# VK - Tesiyi 18650 3000MAH 45A



## Gizmo (4/7/16)

The brand new 
*Tesiyi 18650 3000MAH 45A* 
Now in stock
http://www.vapeking.co.za/tesiyi-18650-3000mah-45a.html
​

Reactions: Winner 1


----------



## Greyz (4/7/16)

Gizmo said:


> View attachment 59870
> 
> The brand new
> *Tesiyi 18650 3000MAH 45A*
> ...



Gizmo are these really 45A? Damn!


----------



## Gizmo (4/7/16)

Greyz said:


> Gizmo are these really 45A? Damn!



I highly doubt it. 90% of battery manufacturers overstate by a long shot its amparage. I would rate it at 25A Continous.

Reactions: Thanks 1


----------



## daniel craig (4/7/16)

Greyz said:


> Gizmo are these really 45A? Damn!


Check out Mooch's review. I think they are 25A if I'm not mistaken.

Reactions: Thanks 1


----------



## Greyz (4/7/16)

Gizmo said:


> I highly doubt it. 90% of battery manufacturers overstate by a long shot its amparage. I would rate it at 25A Continous.



Thats still not too bad 25A is higher than what most batteries can handle.


----------



## Andre (4/7/16)

daniel craig said:


> Check out Mooch's review. I think they are 25A if I'm not mistaken.

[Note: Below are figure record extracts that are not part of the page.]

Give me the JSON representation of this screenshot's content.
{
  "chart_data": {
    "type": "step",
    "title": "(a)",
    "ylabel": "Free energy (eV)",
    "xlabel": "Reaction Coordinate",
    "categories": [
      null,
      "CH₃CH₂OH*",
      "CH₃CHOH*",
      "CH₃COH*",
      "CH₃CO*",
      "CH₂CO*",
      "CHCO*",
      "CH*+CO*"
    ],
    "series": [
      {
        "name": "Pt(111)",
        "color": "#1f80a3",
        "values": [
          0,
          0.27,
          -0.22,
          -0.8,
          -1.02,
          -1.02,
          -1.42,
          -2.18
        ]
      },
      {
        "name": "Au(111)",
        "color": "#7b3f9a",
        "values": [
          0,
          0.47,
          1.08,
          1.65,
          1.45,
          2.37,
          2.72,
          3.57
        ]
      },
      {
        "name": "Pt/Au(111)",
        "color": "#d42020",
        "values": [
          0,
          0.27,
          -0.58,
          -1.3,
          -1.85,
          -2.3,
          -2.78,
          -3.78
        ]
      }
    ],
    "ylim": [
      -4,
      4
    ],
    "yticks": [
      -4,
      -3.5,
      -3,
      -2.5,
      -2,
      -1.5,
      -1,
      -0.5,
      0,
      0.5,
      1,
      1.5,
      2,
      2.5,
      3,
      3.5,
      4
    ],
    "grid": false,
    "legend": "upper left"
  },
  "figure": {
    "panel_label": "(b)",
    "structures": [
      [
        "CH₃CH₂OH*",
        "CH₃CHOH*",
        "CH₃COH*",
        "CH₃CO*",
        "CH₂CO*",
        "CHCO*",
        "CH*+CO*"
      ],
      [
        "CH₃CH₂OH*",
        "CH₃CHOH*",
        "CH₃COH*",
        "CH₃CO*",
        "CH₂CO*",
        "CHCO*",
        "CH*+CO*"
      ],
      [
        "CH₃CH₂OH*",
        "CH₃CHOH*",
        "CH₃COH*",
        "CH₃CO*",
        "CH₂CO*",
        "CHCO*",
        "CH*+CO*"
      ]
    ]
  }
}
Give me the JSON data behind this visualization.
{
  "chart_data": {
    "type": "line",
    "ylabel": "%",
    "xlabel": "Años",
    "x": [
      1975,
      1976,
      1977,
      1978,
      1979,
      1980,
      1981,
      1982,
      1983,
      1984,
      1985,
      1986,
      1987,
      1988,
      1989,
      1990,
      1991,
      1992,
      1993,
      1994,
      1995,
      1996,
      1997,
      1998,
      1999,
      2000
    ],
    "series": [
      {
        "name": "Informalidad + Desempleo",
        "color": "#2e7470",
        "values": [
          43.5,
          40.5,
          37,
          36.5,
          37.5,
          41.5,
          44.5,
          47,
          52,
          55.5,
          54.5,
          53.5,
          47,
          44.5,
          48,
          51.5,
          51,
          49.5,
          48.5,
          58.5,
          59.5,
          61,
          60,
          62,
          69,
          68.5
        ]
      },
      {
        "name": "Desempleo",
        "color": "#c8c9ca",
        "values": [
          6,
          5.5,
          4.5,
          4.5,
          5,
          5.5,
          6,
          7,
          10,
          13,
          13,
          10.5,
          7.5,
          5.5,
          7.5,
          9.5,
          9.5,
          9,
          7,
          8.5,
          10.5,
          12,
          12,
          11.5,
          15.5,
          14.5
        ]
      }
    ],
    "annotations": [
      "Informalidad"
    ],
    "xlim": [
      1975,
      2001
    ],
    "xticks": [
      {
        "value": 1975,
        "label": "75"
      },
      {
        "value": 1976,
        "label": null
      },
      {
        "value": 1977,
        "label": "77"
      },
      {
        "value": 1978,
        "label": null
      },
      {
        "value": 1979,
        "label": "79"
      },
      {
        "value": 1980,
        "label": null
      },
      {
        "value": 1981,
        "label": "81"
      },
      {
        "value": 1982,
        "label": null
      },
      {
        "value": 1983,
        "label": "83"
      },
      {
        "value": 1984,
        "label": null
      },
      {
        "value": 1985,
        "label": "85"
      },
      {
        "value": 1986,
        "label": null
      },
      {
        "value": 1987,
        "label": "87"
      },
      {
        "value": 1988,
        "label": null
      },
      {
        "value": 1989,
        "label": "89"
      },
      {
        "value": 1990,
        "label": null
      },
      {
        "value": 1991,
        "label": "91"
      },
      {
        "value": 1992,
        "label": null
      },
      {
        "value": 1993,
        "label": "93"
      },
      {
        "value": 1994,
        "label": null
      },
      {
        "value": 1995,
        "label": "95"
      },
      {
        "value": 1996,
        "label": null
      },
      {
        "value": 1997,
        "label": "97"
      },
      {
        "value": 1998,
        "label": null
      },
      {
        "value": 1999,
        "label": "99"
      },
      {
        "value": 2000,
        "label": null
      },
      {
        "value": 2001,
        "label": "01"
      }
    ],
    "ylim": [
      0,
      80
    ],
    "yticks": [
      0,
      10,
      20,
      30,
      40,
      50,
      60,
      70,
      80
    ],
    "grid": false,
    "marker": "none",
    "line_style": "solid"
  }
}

He has not tested the 3000 mAh's yet, as far as I know


----------



## daniel craig (4/7/16)

Greyz said:


> Thats still not too bad 25A is higher than what most batteries can handle.


25A 2300mah


----------



## daniel craig (4/7/16)

Andre said:


> He has not tested the 3000 mAh's yet, as far as I know


Are these new batteries ?


----------



## Greyz (4/7/16)

daniel craig said:


> 25A 2300mah



Thanks @daniel craig I was looking for high drain batteries when I got my H-Priv. 
Ended up settling for a pair of VTC4's I hope I made the right choice...

Reactions: Like 1


----------



## daniel craig (4/7/16)

@Greyz @Andre is correct, mooch has not tested out these ones. I still don't think it's possible for 40A 3000Mah


----------



## daniel craig (4/7/16)

Greyz said:


> Thanks @daniel craig I was looking for high drain batteries when I got my H-Priv.
> Ended up settling for a pair of VTC4's I hope I made the right choice...


VTC4 are excellent.

Reactions: Thanks 1


----------



## Greyz (4/7/16)

daniel craig said:


> @Greyz @Andre is correct, mooch has not tested out these ones. I still don't think it's possible for 40A 3000Mah



Highly doubt anything with 3000mah is capable of 45A. Low mah's higher drain, high mah's lower drain. ie. 21000mah 30A but a 3000mah only 20A. Those are more believable stats LOL


----------



## Laubscher12 (4/7/16)

Continuous discharge 33A


----------



## Laubscher12 (4/7/16)

According to the website?


----------



## Greyz (4/7/16)

Laubscher12 said:


> Continuous discharge 33A



Did some reading up now on these Tesiyi batteries and I'll stick to my Sony VTC4's and Sammy 25R's thank you very much

Reactions: Like 2


----------



## DrSirus-88 (4/7/16)

So happy to see batteries. I need them desperately.


----------



## Andre (4/7/16)

Greyz said:


> Did some reading up now on these Tesiyi batteries and I'll stick to my Sony VTC4's and Sammy 25R's thank you very much


Mooch actually rated their 2600s quite well at 25A, which is the highest out there at 2600 mAh.

Reactions: Like 2


----------



## ettiennedj (4/7/16)

Remember they get stuck in Cuboids. Learnt the hard way

Reactions: Like 1 | Agree 1


----------



## KimVapeDashian (5/7/16)

ettiennedj said:


> Remember they get stuck in Cuboids. Learnt the hard way



The new wraps are thinner than those older ones that killed crickets and cuboids as far as I know

Reactions: Informative 2


----------